Сафронова Елена. Есть ли жизнь за МКАДом?..


Если выпало в Империи родиться, 
лучше жить в глухой провинции, у моря. 
И. Бродский «Письма римскому другу» (из Марциала) 

Выделяться не старайся из черни, 
Усмиряй свою гордыню и плоть: 
Ты живёшь среди российских губерний,- 
Хуже места не придумал Господь. 
А. Городницкий «Губернаторская власть» 

   На заре нашей эры был в Римской империи один харизматичный правитель. Диоклетиан его звали (245 – 313).
   Он много сделал и для своего государства, и для императорской власти: абсолютизировал её, поставив себя над Сенатом, над законом и над всеми обитателями империи.
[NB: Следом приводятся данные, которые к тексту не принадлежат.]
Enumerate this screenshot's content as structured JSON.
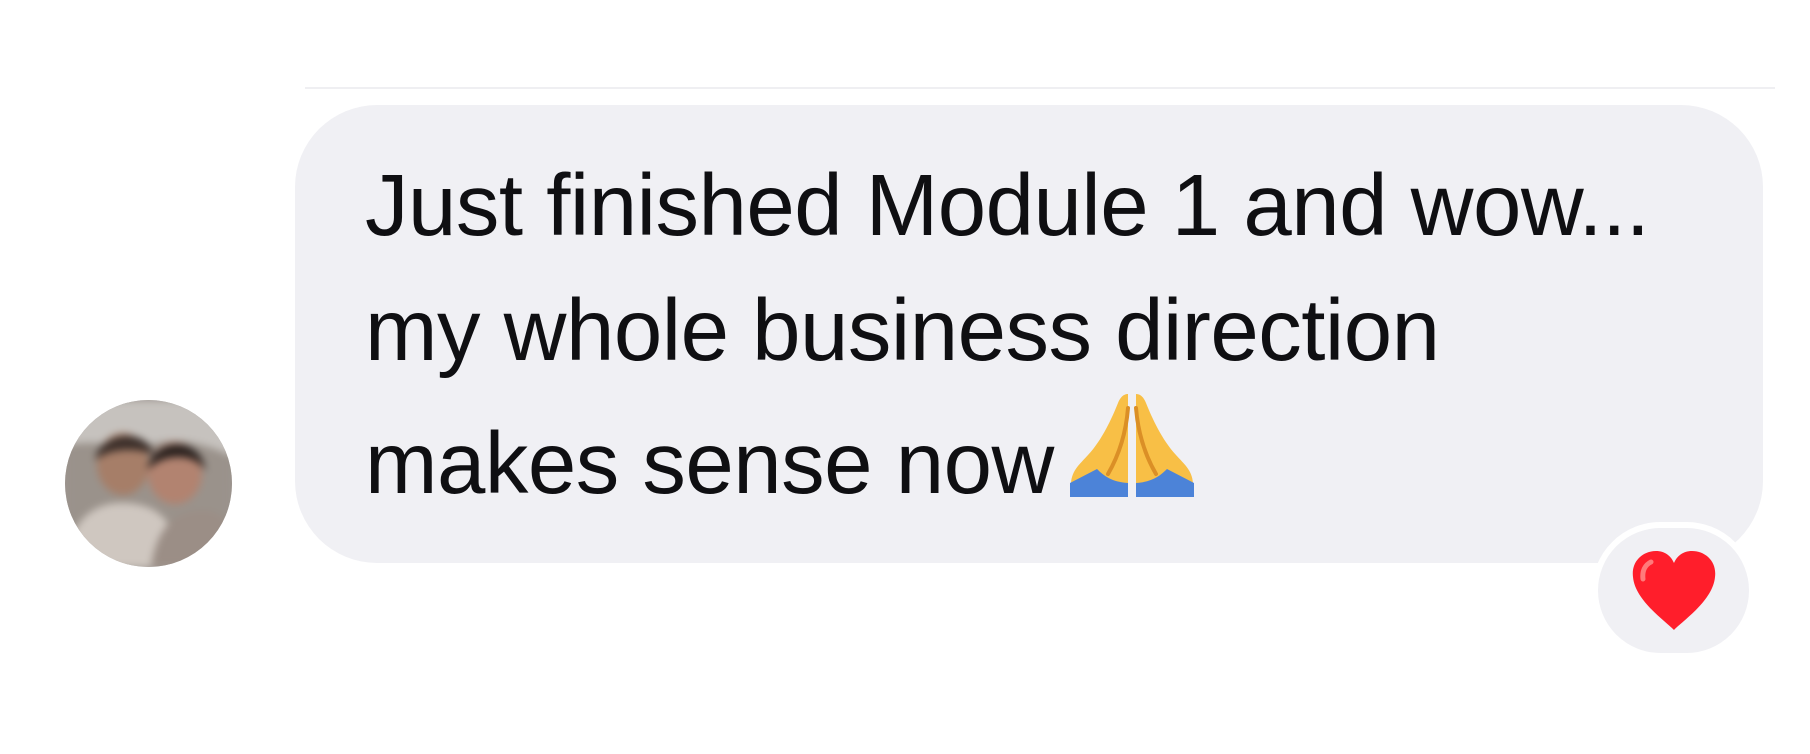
{
  "message": {
    "text": "Just finished Module 1 and wow... my whole business direction makes sense now",
    "inline_emoji": "folded-hands-icon",
    "reaction": "red-heart-icon",
    "bubble_color": "#f0f0f4",
    "text_color": "#0f0f12"
  },
  "avatar": {
    "image": "blurred-profile-photo",
    "description": "Blurred photo of two people"
  },
  "colors": {
    "background": "#ffffff",
    "bubble": "#f0f0f4",
    "heart": "#ff1e2b"
  }
}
Заодно расстроил и укрепил (в военно-стратегическом плане) столицу империи, разогнал внешних врагов, так что подхалимы-летописцы назвали его правление «Новым Золотым веком». Но остался в истории Диоклетиан не свершениями, а неожиданным для правителя ходом. Когда у него ослабло здоровье, а чернь высмеяла скудость публичных зрелищ, дарованных императором, он добровольно отрёкся от власти и удалился в провинцию. Через восемь лет делегаты из Рима приехали звать его обратно на трон. Диоклетиан отмахнулся, заявив примерно так: «Если б вы видели, как уродилась капуста, что я посадил - не приставали бы с идиотскими просьбами».
   Диоклетиан разводил капусту в Сплите, это территория нынешней Хорватии, по меркам Римской империи, глушь глушью. Но Диоклетиан постарался сделать эту глушь соответствующей своему прежнему высокому статусу. До наших дней в Сплите сохранился дворец Диоклетиана, находящийся сейчас под охраной ЮНЕСКО и привлекающий толпы туристов. Ошибочно думать, что дворец был построен в Сплите, – пишут сегодня на туристических сайтах. Это Сплит вырос вокруг дворца, который себе в III веке отгрохал Диоклетиан. Мрамор для дворца везли из Турции, гранитные колонны и сфинксов – из Египта. Квадратное сооружение было таким огромным (площадь – три гектара), что постепенно превратилось в крепость, защищающую местных жителей от атак варваров. Годы спустя из крепости возник город.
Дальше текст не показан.